In the present study, a great number of unigenes could match unique known proteins in public databases, which is similar with other trematodes [1420]. A large number of unigenes were assigned to a wide range of GO categories and COG classifications, indicating that our data represented a wide diversity of transcripts. Based on the KEGG pathway, the top five KEGG pathways were metabolic pathways, pathways in cancer, regulation of actin cytoskeleton, focal adhesion and spliceosome pathway. These results indicated the active metabolic processes in S. turkestanicum development. Therefore, these results also strongly suggested that most of the genes involved in the different metabolic processes were identified through high-throughput Illumina transcriptome sequencing. Interestingly, the ‘Immune system or Immune diseases’ sub-category, including 22 pathways, was associated with 1,802 (1,802/11,816; 15.3 %) KEGG annotated unigenes, indicating that a much higher proportion of putative KO proteins of S. turkestanicum is involved in pathways associated with the immune system or immune diseases.

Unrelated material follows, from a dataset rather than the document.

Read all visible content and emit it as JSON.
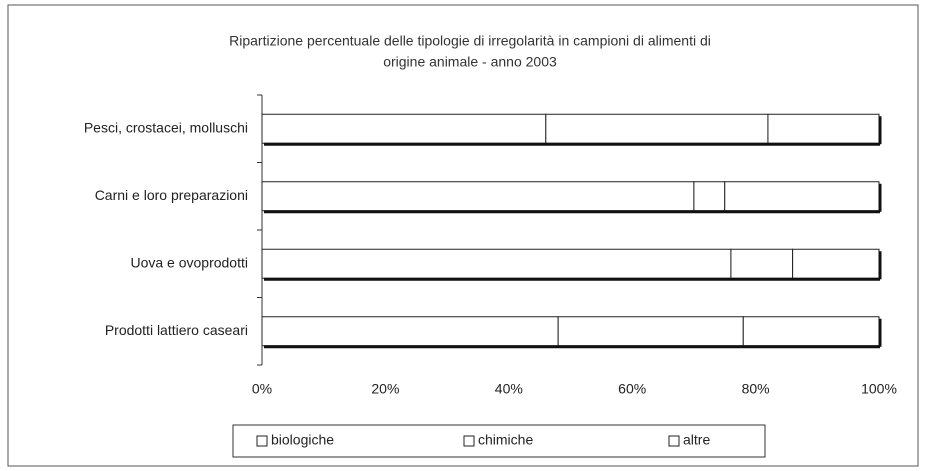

In the present study, a total of 13,603 distinct genes were found differentially expressed between S. turkestanicum females and males, which is significantly higher than that of S. japonicum [46], S. mansoni [18] and S. haematobium [19]. Interestingly, several pathways associated with gonadal development and sex maintenance were found, such as Wnt signaling pathway (103; 2 %). The Wnt signaling pathway is a conserved signaling network, which takes part in embryonic development, cell differentiation and proliferation, and the process of growth regulation. Wnt is a secreted glycoprotein, and many different Wnt gene subtypes have been found in a variety of animals. Wnt4 is regarded as a sex determination gene, which plays a key role in the morphological development of female mammals [47], and can regulate the formation of the Müllerian duct and the generation of ovarian steroids [48]. At birth, sexual development in males with a mutation in Wnt4 appears to be normal; however, Wnt4-mutant females are masculinized and the Müllerian duct is absent while the Wolffian duct continues to develop. Wnt4 may also be required for the maintenance of the female germ line [49]. Many genes in the Wnt signaling pathway were found in our transcriptomic database, such as casein kinase 1, epsilon, E1A/CREB-binding protein, serine/threonine-protein phosphatase 2A regulatory subunit A, WNT inhibitory factor 1 and F-box and WD-40 domain protein 1/11. Further research is required to elucidate the roles of these genes in the reproductive process of S. turkestanicum.

Conclusions

The present study has produced the transcriptome data for adult female and male S. turkestanicum worms, and significantly enlarges the currently known gene repertoire of S. turkestanicum. These data will serve as a unique resource for future studies of S. turkestanicum gene functions, and will aid the ongoing whole genome sequencing efforts on this blood fluke. The characterization of these transcriptomic data has implications for the better understanding of the biology of S. turkestanicum, and will facilitate the development of intervention agents for this and other pathogenic flukes of human and animal health significance.